Pure exchange economy: Given an initial endowment are multiple equilibria possible?

Question

Consider a pure exchange economy with two goods ($x_1,x_2$) and two consumers $A,B$. Both users have an initial endowment, $(\omega_1^A,\omega_2^A)$ and $(\omega_1^B,\omega_2^B)$ respectively. A price ratio $p^*$ is an equilibrium price ratio if after both users maximize their utility given their budget, that is $\forall i\in \left\{A,B\right\}$ they solve the problem \begin{align*} \max_{x_1^i,x_2^i} \ & U(x_1^i,x_2^i) \\ \\ \mbox{s.t. } & p \omega_1^i + \omega_2^i = p x_1^i + x_2^i, \end{align*} the maximizing bundles $(x_1^A,x_2^A),(x_1^B,x_2^B)$ are such that the markets are in equilibrium, meaning \begin{align*} x_1^A + x_1^B & = \omega_1^A + \omega_1^B \\ \\ x_2^A + x_2^B & = \omega_2^A + \omega_2^B. \end{align*}

Suppose that $U$ fulfils the usual conditions of convexity, monotonicity (or local non-satiation, pick whichever you like) and continuity. Given an initial endowment is it possible to have two different equilibrium price ratios?

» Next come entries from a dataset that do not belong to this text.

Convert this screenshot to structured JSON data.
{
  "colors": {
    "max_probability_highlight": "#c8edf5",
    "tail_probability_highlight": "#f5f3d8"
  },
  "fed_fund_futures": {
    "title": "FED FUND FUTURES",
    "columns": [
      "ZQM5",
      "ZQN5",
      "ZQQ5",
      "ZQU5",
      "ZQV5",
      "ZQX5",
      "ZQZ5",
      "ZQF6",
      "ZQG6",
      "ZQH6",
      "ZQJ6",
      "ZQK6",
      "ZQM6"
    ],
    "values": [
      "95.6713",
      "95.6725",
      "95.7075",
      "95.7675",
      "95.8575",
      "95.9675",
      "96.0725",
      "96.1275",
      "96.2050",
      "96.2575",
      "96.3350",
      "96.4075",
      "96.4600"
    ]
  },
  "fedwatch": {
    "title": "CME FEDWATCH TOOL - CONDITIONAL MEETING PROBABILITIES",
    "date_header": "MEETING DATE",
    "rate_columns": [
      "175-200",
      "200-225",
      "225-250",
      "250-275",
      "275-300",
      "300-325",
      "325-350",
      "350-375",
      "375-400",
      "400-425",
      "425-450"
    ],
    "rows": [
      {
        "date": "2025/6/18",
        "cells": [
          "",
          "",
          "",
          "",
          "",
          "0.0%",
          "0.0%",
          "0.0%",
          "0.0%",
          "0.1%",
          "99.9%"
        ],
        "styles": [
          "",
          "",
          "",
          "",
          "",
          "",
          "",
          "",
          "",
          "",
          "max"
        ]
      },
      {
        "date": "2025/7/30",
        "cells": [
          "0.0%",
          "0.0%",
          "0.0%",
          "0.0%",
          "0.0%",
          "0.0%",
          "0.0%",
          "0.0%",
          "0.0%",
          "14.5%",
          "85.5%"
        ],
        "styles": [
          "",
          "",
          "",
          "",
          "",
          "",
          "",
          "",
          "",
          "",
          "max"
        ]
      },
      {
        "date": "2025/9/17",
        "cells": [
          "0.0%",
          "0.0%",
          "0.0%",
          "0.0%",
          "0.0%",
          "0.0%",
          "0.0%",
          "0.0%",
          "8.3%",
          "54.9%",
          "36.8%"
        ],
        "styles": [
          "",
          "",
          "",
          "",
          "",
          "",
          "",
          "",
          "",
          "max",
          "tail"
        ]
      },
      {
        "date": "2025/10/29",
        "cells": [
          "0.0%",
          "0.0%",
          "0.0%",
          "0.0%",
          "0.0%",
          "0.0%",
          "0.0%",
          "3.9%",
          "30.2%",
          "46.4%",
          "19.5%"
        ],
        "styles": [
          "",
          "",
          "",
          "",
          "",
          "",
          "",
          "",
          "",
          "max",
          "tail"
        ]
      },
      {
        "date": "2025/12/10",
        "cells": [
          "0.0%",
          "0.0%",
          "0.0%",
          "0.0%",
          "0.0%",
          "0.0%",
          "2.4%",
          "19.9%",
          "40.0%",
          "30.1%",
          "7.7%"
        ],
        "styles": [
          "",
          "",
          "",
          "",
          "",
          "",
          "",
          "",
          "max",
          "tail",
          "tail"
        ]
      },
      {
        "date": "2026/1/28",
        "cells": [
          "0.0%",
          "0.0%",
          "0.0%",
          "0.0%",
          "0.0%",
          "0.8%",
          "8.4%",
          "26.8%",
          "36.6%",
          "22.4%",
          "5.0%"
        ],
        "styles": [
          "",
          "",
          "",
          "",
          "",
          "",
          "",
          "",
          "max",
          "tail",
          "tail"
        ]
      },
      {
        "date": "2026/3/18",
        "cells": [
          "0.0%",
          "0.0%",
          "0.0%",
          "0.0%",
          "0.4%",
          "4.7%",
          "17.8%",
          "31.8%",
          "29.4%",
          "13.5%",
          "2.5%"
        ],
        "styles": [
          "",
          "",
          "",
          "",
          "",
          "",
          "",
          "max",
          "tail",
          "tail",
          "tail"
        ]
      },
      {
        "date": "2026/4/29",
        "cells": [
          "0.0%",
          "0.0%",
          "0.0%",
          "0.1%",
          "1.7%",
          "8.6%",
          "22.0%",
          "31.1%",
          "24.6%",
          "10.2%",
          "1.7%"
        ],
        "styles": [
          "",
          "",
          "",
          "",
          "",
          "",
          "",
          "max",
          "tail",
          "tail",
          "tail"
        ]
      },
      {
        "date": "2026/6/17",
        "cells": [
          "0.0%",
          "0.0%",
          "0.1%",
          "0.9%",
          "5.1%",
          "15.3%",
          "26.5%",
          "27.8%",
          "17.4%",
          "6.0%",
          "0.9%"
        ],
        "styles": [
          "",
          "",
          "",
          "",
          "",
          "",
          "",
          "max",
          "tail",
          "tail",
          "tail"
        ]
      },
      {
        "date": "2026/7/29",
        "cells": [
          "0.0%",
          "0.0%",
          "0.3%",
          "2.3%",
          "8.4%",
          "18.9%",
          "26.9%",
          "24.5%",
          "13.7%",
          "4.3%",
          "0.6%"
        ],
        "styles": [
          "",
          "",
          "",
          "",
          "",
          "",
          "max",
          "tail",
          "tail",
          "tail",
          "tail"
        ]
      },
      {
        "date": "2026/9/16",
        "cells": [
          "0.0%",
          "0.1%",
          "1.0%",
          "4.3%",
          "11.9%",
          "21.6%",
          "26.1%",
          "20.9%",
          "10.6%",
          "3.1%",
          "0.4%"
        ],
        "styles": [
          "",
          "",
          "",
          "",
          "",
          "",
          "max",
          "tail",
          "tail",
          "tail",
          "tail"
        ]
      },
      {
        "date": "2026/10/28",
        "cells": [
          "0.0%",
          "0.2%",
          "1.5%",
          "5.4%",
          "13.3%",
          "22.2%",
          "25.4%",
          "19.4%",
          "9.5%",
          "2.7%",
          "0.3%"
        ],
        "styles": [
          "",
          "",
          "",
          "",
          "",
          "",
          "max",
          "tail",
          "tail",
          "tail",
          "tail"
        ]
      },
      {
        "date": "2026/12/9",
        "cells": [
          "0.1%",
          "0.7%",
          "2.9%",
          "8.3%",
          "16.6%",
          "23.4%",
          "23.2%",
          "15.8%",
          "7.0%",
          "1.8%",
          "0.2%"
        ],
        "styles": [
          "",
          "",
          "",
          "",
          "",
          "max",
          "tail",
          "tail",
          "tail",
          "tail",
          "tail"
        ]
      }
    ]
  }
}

The ideal answer would give a simple example, but non-constructive proofs are also okay. I am especially interested in examples where both equilibria are interior points of the Edgeworth-box.

A graphical representation of the problem:

Green is the set of Pareto-optimal points, red and blue are indifference curves, thin lines are budget lines.

Answer 1

Yes. The Debreu version of the Sonnenschein-Mantel-Debreu theorem guarantees that excess demand has to satisfy very little restrictions if there are as many consumers as commodities.

An explicit example of multiple equilibria in a $2\times 2$-exchange economy can be found in

Shapley, L. S., and M. Shubik. “An Example of a Trading Economy with Three Competitive Equilibria.” Journal of Political Economy, vol. 85, no. 4, 1977, pp. 873–875.

In the example, both consumers have even quasi-linear preferences, which are (necessarily for nonuniqueness) linear in different commodities.

Answer 2

Here is another example with two consumers (A and B), two goods (X and Y):

\begin{eqnarray*} u_A(x_A, y_A) & = & \min(x_A, y_A), \ \omega_A = (1, 0) \\ u_B(x_B, y_B) & = & \min(x_B, y_B), \ \omega_B = (0, 1) \end{eqnarray*}

In this case, every feasible allocation $((x_A, y_A), (x_B, y_B))$ satisfying $y_A = x_A$ is a competitive equilibrium, and is supported by price vectors $(p_x, p_y) \in \mathbb{R}^2_+$ such that $p_xx_A +p_yy_A = p_x$ holds. In other words, every $(p_x, p_y) \in \mathbb{R}^2_+ \setminus \{(0,0)\}$ supports some allocation i.e. $((x_A, y_A), (x_B, y_B)) = \left(\left(\dfrac{p_x}{p_x+p_y}, \dfrac{p_x}{p_x+p_y}\right), \left(\dfrac{p_y}{p_x+p_y}, \dfrac{p_y}{p_x+p_y}\right)\right)$ as a competitive equilibrium.